In 0,3% van de zwangerschappen waarbij NIPT wordt gedaan worden er aanwijzingen gevonden dat het ongeboren kind downsyndroom heeft; voor edwards- en patausyndroom is dat ieder 0,1%. Deze getallen komen overeen met wat vooraf was geschat op basis van internationale studies. Van de vrouwen die kiezen voor NIPT kiest de grote meerderheid (ongeveer 80%) van de zwangeren om ook andere bevindingen dan down-, edwards-, en patausyndroom te horen. Het gaat dan om zeldzame ernstige chromosomale afwijkingen bij het kind of om afwijkingen van de moederkoek. In uitzonderlijke gevallen wordt een afwijking gevonden bij de moeder.

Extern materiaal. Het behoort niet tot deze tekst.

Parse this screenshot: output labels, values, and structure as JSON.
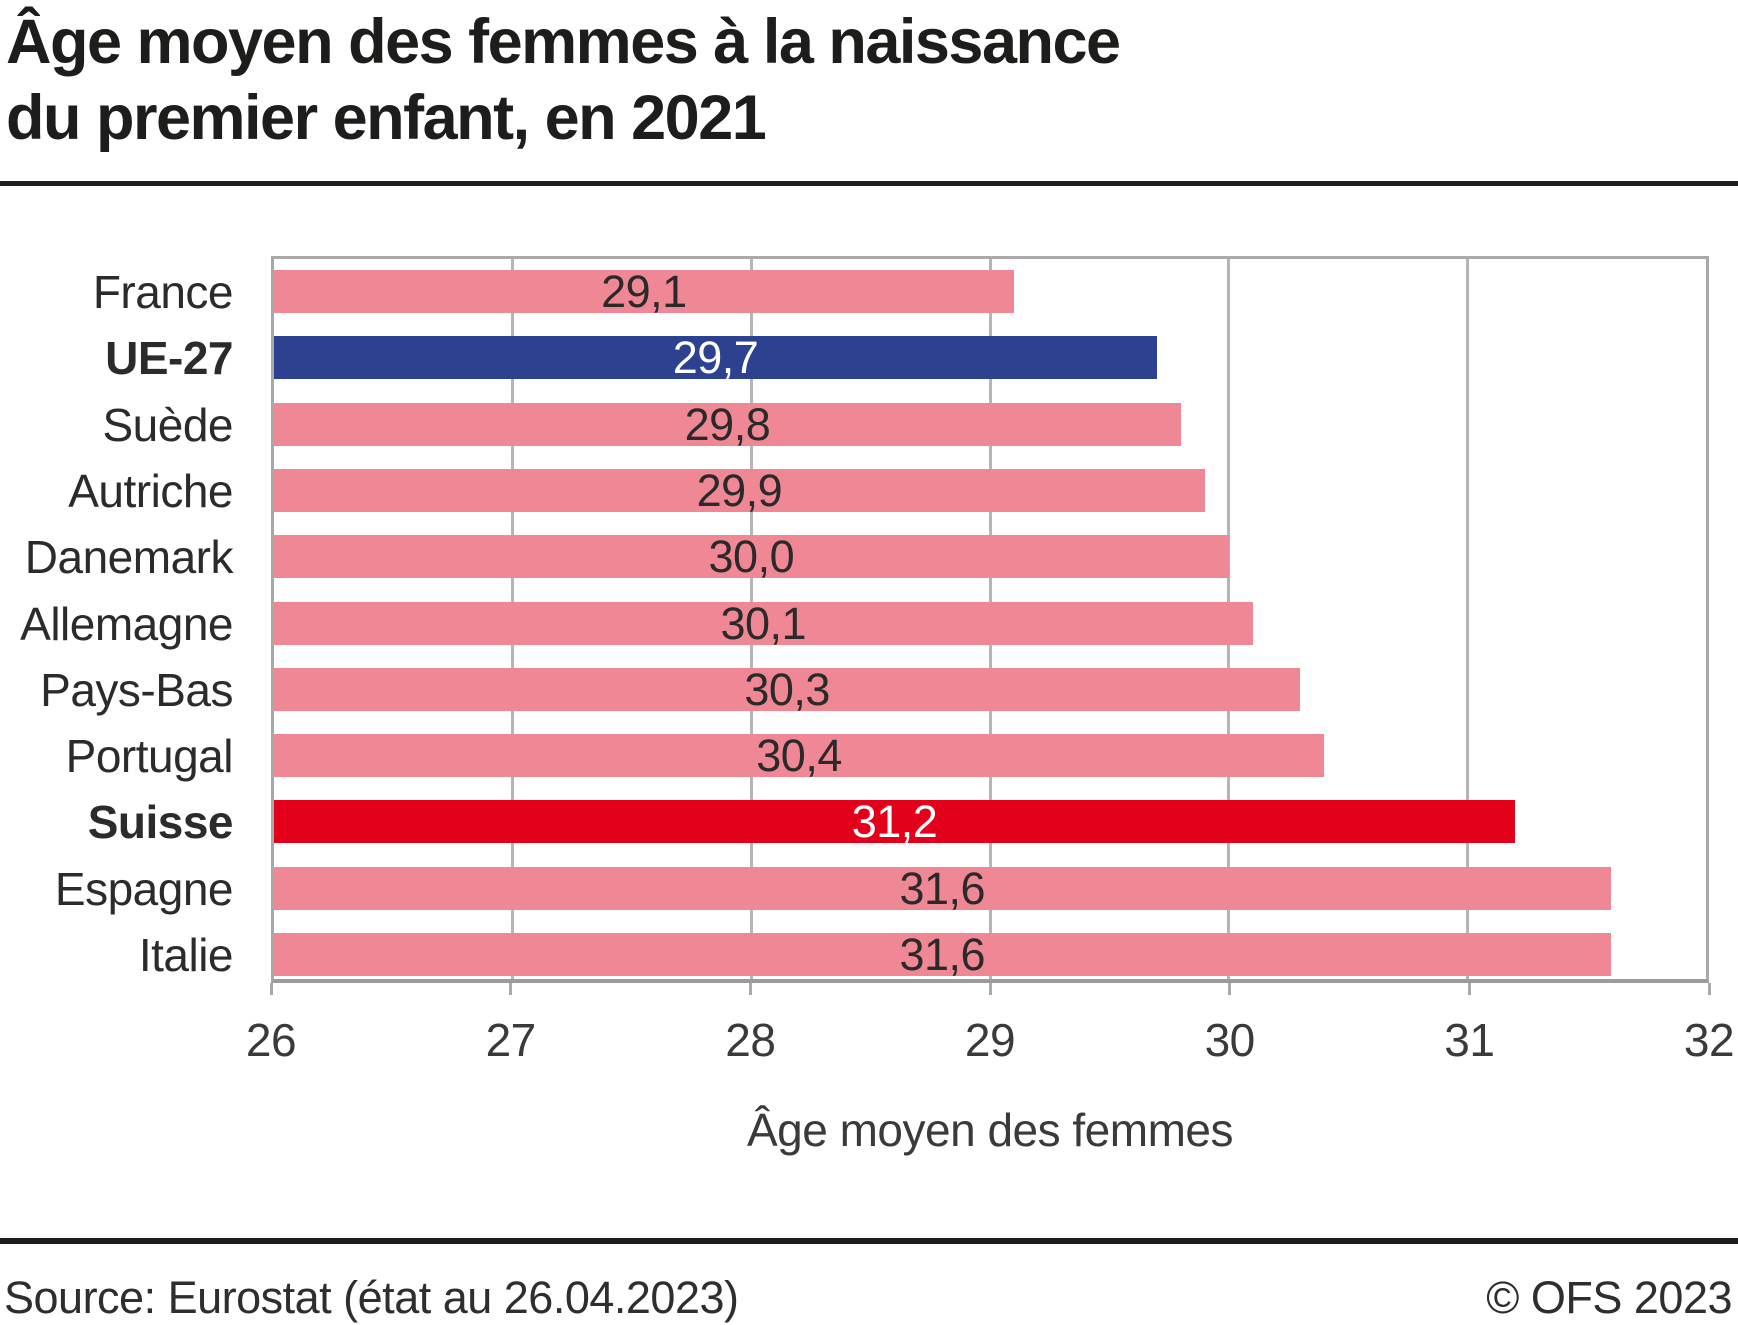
{
  "header": {
    "title_line1": "Âge moyen des femmes à la naissance",
    "title_line2": "du premier enfant, en 2021"
  },
  "chart_data": {
    "type": "bar",
    "orientation": "horizontal",
    "title": "Âge moyen des femmes à la naissance du premier enfant, en 2021",
    "categories": [
      "France",
      "UE-27",
      "Suède",
      "Autriche",
      "Danemark",
      "Allemagne",
      "Pays-Bas",
      "Portugal",
      "Suisse",
      "Espagne",
      "Italie"
    ],
    "values": [
      29.1,
      29.7,
      29.8,
      29.9,
      30.0,
      30.1,
      30.3,
      30.4,
      31.2,
      31.6,
      31.6
    ],
    "value_labels": [
      "29,1",
      "29,7",
      "29,8",
      "29,9",
      "30,0",
      "30,1",
      "30,3",
      "30,4",
      "31,2",
      "31,6",
      "31,6"
    ],
    "bar_colors": [
      "#ef8795",
      "#2c4190",
      "#ef8795",
      "#ef8795",
      "#ef8795",
      "#ef8795",
      "#ef8795",
      "#ef8795",
      "#e2001a",
      "#ef8795",
      "#ef8795"
    ],
    "value_text_colors": [
      "#2a2a2a",
      "#ffffff",
      "#2a2a2a",
      "#2a2a2a",
      "#2a2a2a",
      "#2a2a2a",
      "#2a2a2a",
      "#2a2a2a",
      "#ffffff",
      "#2a2a2a",
      "#2a2a2a"
    ],
    "bold_categories": [
      "UE-27",
      "Suisse"
    ],
    "xlabel": "Âge moyen des femmes",
    "xlim": [
      26,
      32
    ],
    "xticks": [
      26,
      27,
      28,
      29,
      30,
      31,
      32
    ],
    "grid": "vertical-on",
    "legend": "none",
    "colors": {
      "default_bar": "#ef8795",
      "eu_bar": "#2c4190",
      "switzerland_bar": "#e2001a",
      "grid": "#b5b5b5",
      "frame": "#a9a9a9",
      "rule": "#1d1d1b"
    }
  },
  "footer": {
    "source": "Source: Eurostat (état au 26.04.2023)",
    "copyright": "© OFS 2023"
  }
}
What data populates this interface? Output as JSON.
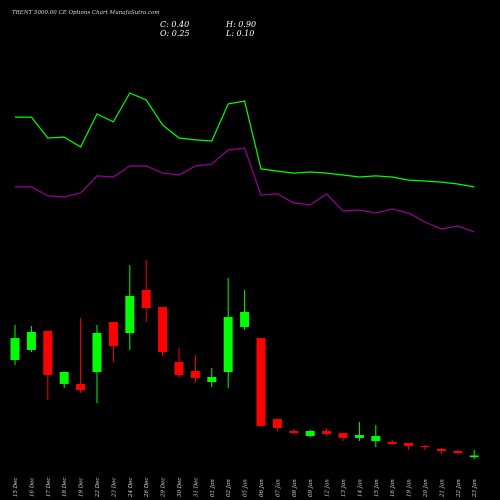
{
  "chart_data": {
    "type": "candlestick",
    "title": "TRENT 5000.00 CE Options Chart MunafaSutra.com",
    "summary": {
      "close": "C: 0.40",
      "high": "H: 0.90",
      "open": "O: 0.25",
      "low": "L: 0.10"
    },
    "categories": [
      "15 Dec",
      "16 Dec",
      "17 Dec",
      "18 Dec",
      "19 Dec",
      "22 Dec",
      "23 Dec",
      "24 Dec",
      "26 Dec",
      "29 Dec",
      "30 Dec",
      "31 Dec",
      "01 Jan",
      "02 Jan",
      "05 Jan",
      "06 Jan",
      "07 Jan",
      "08 Jan",
      "09 Jan",
      "12 Jan",
      "13 Jan",
      "14 Jan",
      "15 Jan",
      "16 Jan",
      "19 Jan",
      "20 Jan",
      "21 Jan",
      "22 Jan",
      "23 Jan"
    ],
    "open": [
      8.89,
      9.78,
      11.47,
      6.76,
      6.76,
      7.82,
      12.27,
      11.29,
      15.11,
      13.6,
      8.71,
      7.91,
      6.93,
      7.82,
      11.82,
      10.84,
      3.64,
      2.58,
      2.13,
      2.58,
      2.4,
      1.96,
      1.69,
      1.6,
      1.51,
      1.24,
      0.98,
      0.8,
      0.25
    ],
    "high": [
      12.0,
      11.91,
      11.47,
      7.82,
      12.62,
      12.0,
      12.27,
      17.33,
      17.78,
      13.6,
      9.96,
      9.33,
      8.18,
      16.18,
      15.11,
      10.84,
      3.64,
      2.76,
      2.67,
      2.84,
      2.4,
      3.38,
      3.11,
      1.78,
      1.51,
      1.33,
      1.07,
      0.9,
      0.9
    ],
    "low": [
      8.44,
      9.6,
      5.33,
      6.4,
      5.96,
      5.07,
      8.71,
      9.78,
      12.27,
      9.24,
      7.29,
      6.84,
      6.49,
      6.4,
      11.56,
      3.02,
      2.58,
      2.31,
      2.04,
      2.13,
      1.69,
      1.69,
      1.16,
      1.33,
      0.89,
      0.89,
      0.53,
      0.53,
      0.1
    ],
    "close": [
      10.84,
      11.38,
      7.56,
      7.82,
      6.22,
      11.29,
      10.13,
      14.58,
      13.51,
      9.6,
      7.56,
      7.29,
      7.38,
      12.71,
      13.16,
      3.02,
      2.84,
      2.4,
      2.58,
      2.31,
      1.96,
      2.22,
      2.13,
      1.42,
      1.24,
      1.16,
      0.8,
      0.62,
      0.4
    ],
    "ylim": [
      0,
      18
    ],
    "up_color": "#00ff00",
    "down_color": "#ff0000",
    "lines": [
      {
        "color": "#00ff00",
        "values": [
          79.4,
          79.4,
          67.8,
          68.3,
          62.8,
          81.1,
          76.7,
          92.8,
          88.9,
          75,
          67.8,
          66.7,
          66.1,
          86.7,
          88.3,
          50.6,
          49.4,
          48.3,
          48.9,
          48.3,
          47.2,
          46.1,
          46.7,
          46.1,
          44.4,
          43.9,
          43.3,
          42.2,
          40.6
        ]
      },
      {
        "color": "#990099",
        "values": [
          40.6,
          40.6,
          35.6,
          35,
          37.2,
          46.7,
          46.1,
          52.2,
          52.2,
          48.3,
          47.2,
          52.2,
          53.3,
          61.1,
          62.2,
          36.1,
          36.7,
          31.7,
          30.6,
          36.7,
          27.2,
          27.8,
          26.1,
          28.3,
          26.1,
          21.1,
          17.2,
          18.9,
          15.6
        ]
      }
    ],
    "y2lim": [
      0,
      100
    ]
  }
}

NIPT In Nederland hebben zwangere vrouwen en hun partners de keuze of ze wel of geen prenatale screening willen, en worden ze goed geïnformeerd over de mogelijke keuzes. Als zwangeren willen deelnemen aan prenatale screening kunnen zij per 1 april 2017 kiezen tussen de al bestaande combinatietest en de NIPT (die laatste in onderzoeksverband). Zwangeren betalen 175 euro voor de NIPT, vergelijkbaar met de 168 euro voor de combinatietest. De NIPT is een testmethode waarbij het bloed van de zwangere wordt gebruikt om te testen of het ongeboren kind mogelijk downsyndroom (trisomie 21), edwardssyndroom (trisomie 18) of patausyndroom (trisomie 13) heeft. Voor de meeste zwangeren betekent de keuze voor de NIPT dat ze nog maar één test nodig hebben om een betrouwbare uitslag te krijgen. Wanneer de NIPT geen aanwijzing geeft voor down-, edwards- of patausyndroom, is geen vervolgonderzoek nodig. Bij een afwijkende NIPT uitslag is een invasieve test nodig (vruchtwaterpunctie of vlokkentest) om zekerheid te krijgen.

Meer informatie

  • Meer informatie over de TRIDENT studies is te vinden op www.meeroverNIPT.nl
  • Op website www.onderzoekvanmijnongeborenkind.nl kunnen zwangeren en hun partner meer lezen over de screening op down-, edwards- en patausyndroom en de verschillende testen. De website bevat ook de keuzehulp ‘Bewust kiezen’. Deze kan helpen om gedachten over de screening op een rij te zetten.
  • De TRIDENT studies (Trial by Dutch laboratories for Evaluation of Non-Invasive Prenatal Testing) onderzoeken de implementatie van de NIPT in de Nederlandse prenatale screening. De TRIDENT-2 studie richt zich gedurende een looptijd van drie jaar op zowel implementatieaspecten als ook op het perspectief van de zwangere vrouw en haar partner. De door ZonMw en VWS mogelijk gemaakte TRIDENT-2 studie wordt de komende drie jaar uitgevoerd door het NIPT Consortium, waarin de acht Nederlandse UMC’s o.a. samenwerken met de beroepsorganisaties NVOG, KNOV, VKGN en VKGL, de VSOP, koepelorganisatie voor zeldzame en genetische aandoeningen, en de Regionale Centra voor Prenatale Screening. De counselors prenatale screening in Nederland spelen een belangrijke rol in deze studie en zijn verantwoordelijk voor het begeleiden van de zwangere bij het maken van een geïnformeerde keuze. De voorlichting door de counselors aan zwangeren is uniform. Het RIVM-Centrum voor Bevolkingsonderzoek is verantwoordelijk voor het faciliteren van de TRIDENT-2 studie binnen de bestaande infrastructuur van de Prenatale Screening, het verzorgen van deskundigheidsbevordering samen met de regionale centra en het ontwikkelen van alle materialen voor zwangeren.